UCLA Law faculty members publish award-winning books on a wide range of topics. See our faculty's most recent books below.
RICHARD ABEL
How Autocrats Abuse Power: Resistance to Trump and Trumpism
How Autocrats Attack Expertise: Resistance to Trump and Trumpism
(Routledge, forthcoming, 2024)
In three new books, Abel chronicles and analyzes resistance to the threat that autocracy poses to American liberal democracy, providing the definitive account of Trump’s assault on truth and his populist attacks on expertise, his efforts to erode democracy’s essential elements, and the rise of his populist support in 2016 and failed efforts to nullify the result of the 2020 election, as well as oppositions to those efforts.

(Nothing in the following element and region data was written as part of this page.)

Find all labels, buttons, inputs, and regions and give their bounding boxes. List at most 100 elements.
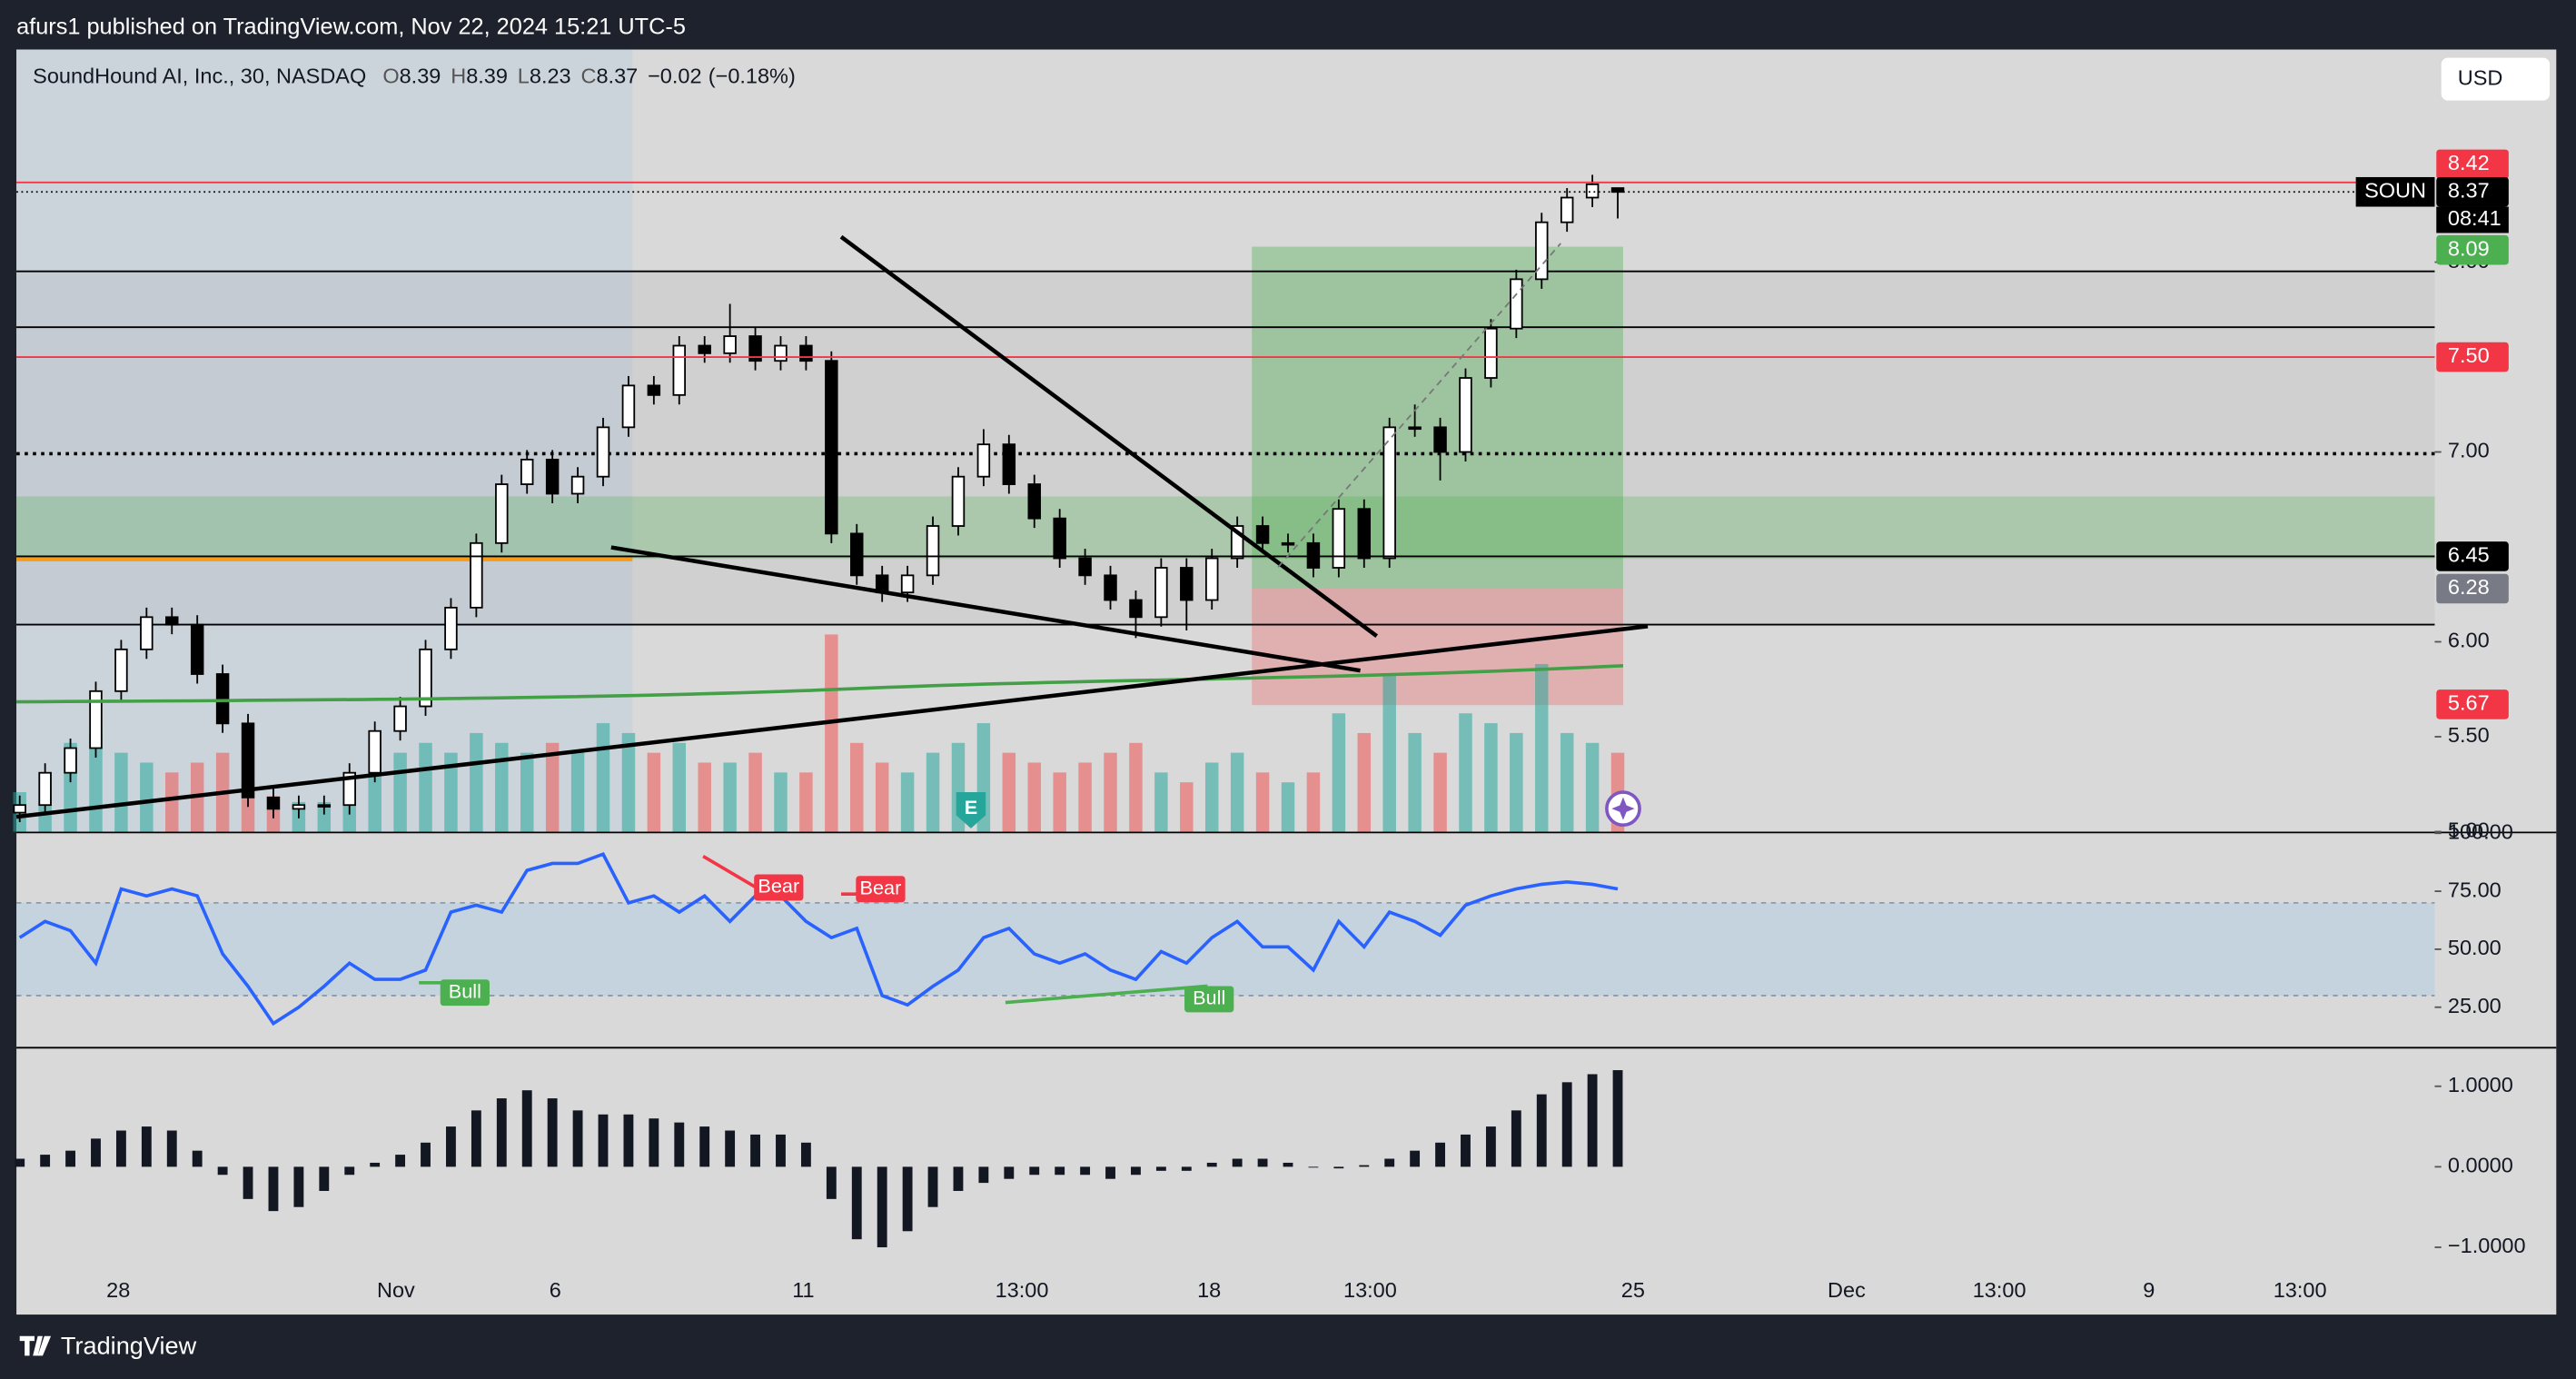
y-tick-label: 5.00	[2448, 818, 2490, 842]
trendline	[839, 234, 1379, 639]
candle-body	[1129, 599, 1143, 619]
x-tick-label: 13:00	[1973, 1278, 2026, 1302]
candle-body	[38, 771, 52, 807]
x-tick-label: 25	[1621, 1278, 1645, 1302]
x-tick-label: Nov	[377, 1278, 415, 1302]
histogram-bar	[902, 1166, 913, 1232]
histogram-bar	[699, 1126, 710, 1167]
candle-body	[774, 344, 788, 362]
histogram-bar	[15, 1158, 25, 1167]
histogram-bar	[1029, 1166, 1040, 1176]
candle-body	[1204, 557, 1219, 601]
histogram-bar	[826, 1166, 837, 1199]
histogram-bar	[344, 1166, 355, 1176]
histogram-bar	[166, 1130, 177, 1167]
legend-symbol: SoundHound AI, Inc., 30, NASDAQ	[33, 64, 366, 87]
histogram-bar	[395, 1155, 406, 1167]
symbol-tag: SOUN	[2364, 178, 2426, 202]
volume-bar	[570, 752, 585, 832]
signal-badge	[856, 876, 906, 903]
signal-badge	[1184, 986, 1234, 1013]
volume-bar	[1230, 752, 1244, 832]
brand-name: TradingView	[61, 1332, 197, 1360]
histogram-bar	[1080, 1166, 1091, 1176]
event-icon-star	[1611, 797, 1635, 820]
volume-bar	[368, 762, 381, 832]
candle-body	[1053, 517, 1066, 560]
candle-body	[1433, 426, 1447, 453]
candle-body	[13, 804, 26, 814]
moving-average	[16, 663, 1624, 704]
histogram-bar	[750, 1134, 760, 1167]
y-tick-label: 50.00	[2448, 936, 2502, 959]
volume-bar	[1180, 782, 1194, 832]
candle-body	[621, 384, 636, 429]
histogram-bar	[927, 1166, 938, 1207]
volume-bar	[419, 742, 432, 832]
volume-bar	[1459, 713, 1472, 832]
legend-value: 8.37	[596, 64, 638, 87]
histogram-bar	[1384, 1158, 1395, 1167]
volume-bar	[1002, 752, 1016, 832]
candle-body	[799, 344, 813, 362]
y-tick-label: −1.0000	[2448, 1234, 2526, 1257]
candle-body	[444, 606, 458, 650]
candle-body	[951, 475, 966, 527]
histogram-bar	[776, 1134, 786, 1167]
candle-body	[545, 458, 560, 495]
volume-bar	[1332, 713, 1346, 832]
legend-key: H	[451, 64, 466, 87]
candle-body	[1459, 377, 1472, 453]
symbol-tag-box	[2355, 176, 2435, 207]
x-tick-label: 18	[1197, 1278, 1221, 1302]
volume-bar	[621, 732, 636, 832]
histogram-bar	[521, 1090, 532, 1167]
divergence-line	[702, 855, 760, 891]
volume-bar	[1484, 723, 1498, 832]
price-label: 7.50	[2448, 343, 2490, 367]
signal-label: Bear	[758, 875, 799, 898]
price-label-box	[2436, 342, 2509, 372]
price-label-box	[2436, 690, 2509, 719]
histogram-bar	[1461, 1134, 1471, 1167]
candle-body	[570, 475, 585, 495]
divergence-line	[1005, 984, 1208, 1005]
x-tick-label: Dec	[1828, 1278, 1866, 1302]
currency-button[interactable]	[2441, 57, 2551, 101]
legend-key: L	[518, 64, 530, 87]
zone-band	[16, 271, 2435, 625]
volume-bar	[723, 762, 737, 832]
volume-bar	[470, 732, 483, 832]
publisher: afurs1 published on TradingView.com, Nov…	[16, 15, 686, 40]
candle-body	[368, 729, 381, 774]
candle-body	[647, 384, 661, 396]
legend-change-pct: (−0.18%)	[708, 64, 796, 87]
histogram-bar	[192, 1150, 203, 1167]
volume-bar	[444, 752, 458, 832]
candle-body	[1002, 443, 1016, 485]
histogram-bar	[1105, 1166, 1115, 1179]
signal-label: Bull	[1193, 987, 1225, 1009]
histogram-bar	[1485, 1126, 1496, 1167]
candle-body	[140, 616, 154, 650]
candle-body	[900, 574, 915, 594]
volume-bar	[1104, 752, 1117, 832]
histogram-bar	[370, 1162, 381, 1167]
candle-body	[596, 426, 610, 478]
y-tick-label: 100.00	[2448, 819, 2513, 843]
legend: SoundHound AI, Inc., 30, NASDAQ O8.39 H8.3…	[33, 64, 796, 87]
histogram-bar	[877, 1166, 887, 1248]
candle-body	[520, 458, 534, 485]
candle-body	[89, 690, 103, 749]
histogram-bar	[1435, 1142, 1445, 1167]
histogram-bar	[1257, 1158, 1268, 1167]
volume-bar	[1408, 732, 1422, 832]
price-label: 8.42	[2448, 151, 2490, 174]
candle-body	[1560, 196, 1574, 223]
volume-bar	[900, 772, 915, 832]
volume-bar	[165, 772, 179, 832]
histogram-bar	[725, 1130, 736, 1167]
candle-body	[1332, 508, 1346, 569]
volume-bar	[1535, 663, 1549, 832]
footer	[0, 1315, 2576, 1379]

Richard Abel is the Michael J. Connell Distinguished Professor of Law Emeritus and a distinguished research professor.
STEPHEN BAINBRIDGE
The Profit Motive: Defending Shareholder Value Maximization (Cambridge University Press, 2023)
What responsibility, if any, does a corporation have to society? How should corporations balance environmental, social and governance factors? Bainbridge addresses these questions of corporate purpose using historical, legal and economic perspectives, entering the debate around corporate social responsibility to mount an unabashed defense of shareholder capitalism and maximizing shareholder value.
Stephen Bainbridge is the William D. Warren Distinguished Professor of Law.
KIMBERLÉ CRENSHAW (with the African American Policy Forum)
#SayHerName: Black Women’s Stories of Police Violence and Public Silence (Haymarket Books, 2023)
Black women, girls and femmes have been killed by the police, though we rarely hear their names or learn their stories. This book provides an analytical framework for understanding their susceptibility to police brutality and state- sanctioned violence, and it explains how—through Black feminist storytelling and ritual—we can effectively mobilize various communities and empower them to advocate for racial justice.
Kimberlé Crenshaw holds the Promise Institute Chair in Human Rights and is a distinguished professor of law.
RICHARD HASEN
A Real Right to Vote: How a Constitutional Amendment Can Safeguard American Democracy (Princeton University Press, forthcoming, 2024)
Throughout history, too many Americans have been disenfranchised or have faced needless barriers to voting. Drawing on troubling stories of state attempts to disenfranchise military voters, women, African Americans, students, former felons, Native Americans and others, Hasen argues that American democracy can and should do better in assuring that all eligible voters can cast a meaningful vote that will be fairly counted.
Richard Hasen is a professor of law and political science and director of the Safeguarding Democracy Project.
KAL RAUSTIALA
The Absolutely Indispensable Man: Ralph Bunche, the United Nations, and the Fight to End Empire (Oxford University Press, 2022)
A legendary diplomat, scholar and civil rights leader, Bunche was one of the most prominent Black Americans of the 20th century. Yet today, he is largely forgotten. In this wide-ranging political biography of the diplomat, Nobel Prize winner and civil rights leader, Raustiala restores Bunche to his rightful place in history.
Kal Raustiala is the Promise Institute Distinguished Professor of Comparative and International Law and director of the UCLA Ronald W. Burkle Center for International Relations.
JOANNA SCHWARTZ
Shielded: How the Police Became Untouchable (Viking, 2023)
The high-profile murders of George Floyd, Breonna Taylor, and so many others have brought much- needed attention to the pervasiveness of police misconduct. Yet it remains nearly impossible to hold police accountable for abuses of power. Schwartz exposes the myriad ways in which our legal system protects police at all costs, with analyses about subjects ranging from qualified immunity to no- knock warrants.
Joanna Schwartz is a professor of law and faculty director of the David J. Epstein Program in Public Interest Law and Policy.